Microonde e plastica: davvero è tutto sicuro? Greenpeace lancia l’allarme
Scaldi il piatto pronto nel microonde, leggi “adatto al microonde” sulla confezione e ti senti tranquillo. Peccato che, secondo un nuovo rapporto di Greenpeace International, quella tranquillità potrebbe essere un’illusione.
Il documento – dal titolo Are We Cooked? The Hidden Health Risks of Plastic-Packaged Ready Meals – ha analizzato 24 studi scientifici recenti e arriva a una conclusione poco rassicurante: riscaldare cibi pronti in contenitori di plastica può rilasciare centinaia di migliaia di particelle di microplastiche e nanoplastiche direttamente nel cibo, insieme a un mix di sostanze chimiche potenzialmente tossiche.
Uno degli studi esaminati parla chiaro: dopo appena cinque minuti di microonde, nei simulanti alimentari si disperdono tra 326mila e 534mila particelle. Un numero che può essere fino a sette volte più alto rispetto al riscaldamento in forno. E non è solo questione di frammenti invisibili: materiali comuni come polipropilene e polistirene, se scaldati, possono rilasciare additivi chimici come plastificanti e antiossidanti.
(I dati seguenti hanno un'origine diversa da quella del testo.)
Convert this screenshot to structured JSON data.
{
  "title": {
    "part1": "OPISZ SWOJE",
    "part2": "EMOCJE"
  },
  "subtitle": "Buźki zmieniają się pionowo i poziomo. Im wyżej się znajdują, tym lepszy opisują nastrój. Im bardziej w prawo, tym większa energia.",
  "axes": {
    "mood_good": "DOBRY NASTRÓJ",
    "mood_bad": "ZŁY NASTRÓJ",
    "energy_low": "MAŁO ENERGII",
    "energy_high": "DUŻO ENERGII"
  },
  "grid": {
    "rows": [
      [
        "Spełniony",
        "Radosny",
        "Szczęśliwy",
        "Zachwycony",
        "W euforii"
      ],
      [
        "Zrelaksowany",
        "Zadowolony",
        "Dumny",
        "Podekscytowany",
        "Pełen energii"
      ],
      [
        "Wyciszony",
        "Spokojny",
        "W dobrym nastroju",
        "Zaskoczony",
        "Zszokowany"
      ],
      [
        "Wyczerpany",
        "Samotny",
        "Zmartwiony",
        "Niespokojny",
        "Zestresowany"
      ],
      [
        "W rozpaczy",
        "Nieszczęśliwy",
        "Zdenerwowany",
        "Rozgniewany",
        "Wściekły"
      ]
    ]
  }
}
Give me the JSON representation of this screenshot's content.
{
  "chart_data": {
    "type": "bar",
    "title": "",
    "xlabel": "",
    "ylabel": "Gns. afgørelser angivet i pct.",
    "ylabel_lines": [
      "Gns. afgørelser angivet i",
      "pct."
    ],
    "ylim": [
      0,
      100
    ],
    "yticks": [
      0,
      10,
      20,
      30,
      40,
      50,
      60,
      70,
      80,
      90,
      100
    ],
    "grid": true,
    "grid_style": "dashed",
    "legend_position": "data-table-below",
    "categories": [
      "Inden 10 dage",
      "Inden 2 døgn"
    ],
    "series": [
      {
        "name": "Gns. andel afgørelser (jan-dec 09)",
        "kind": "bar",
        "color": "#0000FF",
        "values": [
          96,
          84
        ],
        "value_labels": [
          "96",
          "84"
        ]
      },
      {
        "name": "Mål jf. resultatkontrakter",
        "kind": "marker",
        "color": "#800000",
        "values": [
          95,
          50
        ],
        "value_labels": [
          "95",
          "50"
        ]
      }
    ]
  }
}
Il punto critico? Nelle plastiche vengono utilizzate oltre 4.200 sostanze chimiche potenzialmente pericolose, molte delle quali non sono regolamentate negli imballaggi alimentari. Tra queste compaiono bisfenoli, ftalati, PFAS e metalli come l’antimonio, associati – secondo la letteratura scientifica – a tumori, problemi ormonali, infertilità e disturbi metabolici. Almeno 1.396 di queste sostanze sono già state rilevate nel corpo umano.
E c’è di più: i contenitori vecchi, graffiati o riutilizzati rilasciano quasi il doppio delle microplastiche rispetto a quelli nuovi. Tradotto: quella vaschetta riusata “tanto per” potrebbe peggiorare la situazione.
Il problema cresce insieme al mercato. I piatti pronti confezionati in plastica valgono oggi quasi 190 miliardi di dollari a livello globale. Nel 2024 ne sono state prodotte 71 milioni di tonnellate, circa 12,6 chili a persona. E la plastica da imballaggio rappresenta il 36% di tutta la produzione mondiale, destinata a più che raddoppiare entro il 2050.
Secondo Greenpeace, le normative non stanno tenendo il passo. Mancano linee guida chiare sulle microplastiche rilasciate dagli imballaggi e diciture come “adatto al microonde” o “adatto al forno” rischiano di dare una falsa sicurezza. L’organizzazione paragona l’attuale gestione del problema ai casi di tabacco, amianto e piombo: segnali d’allarme scientifici ignorati troppo a lungo.
Per questo chiede ai governi impegnati nel Trattato globale sulla plastica dell’ONU di adottare un approccio più rigoroso e ridurre la produzione di plastica alla fonte. Il messaggio è semplice: se il rischio è mangiare anche ciò che non vediamo, forse è il caso di fermarsi un attimo e chiedersi se quella comodità vale davvero il prezzo.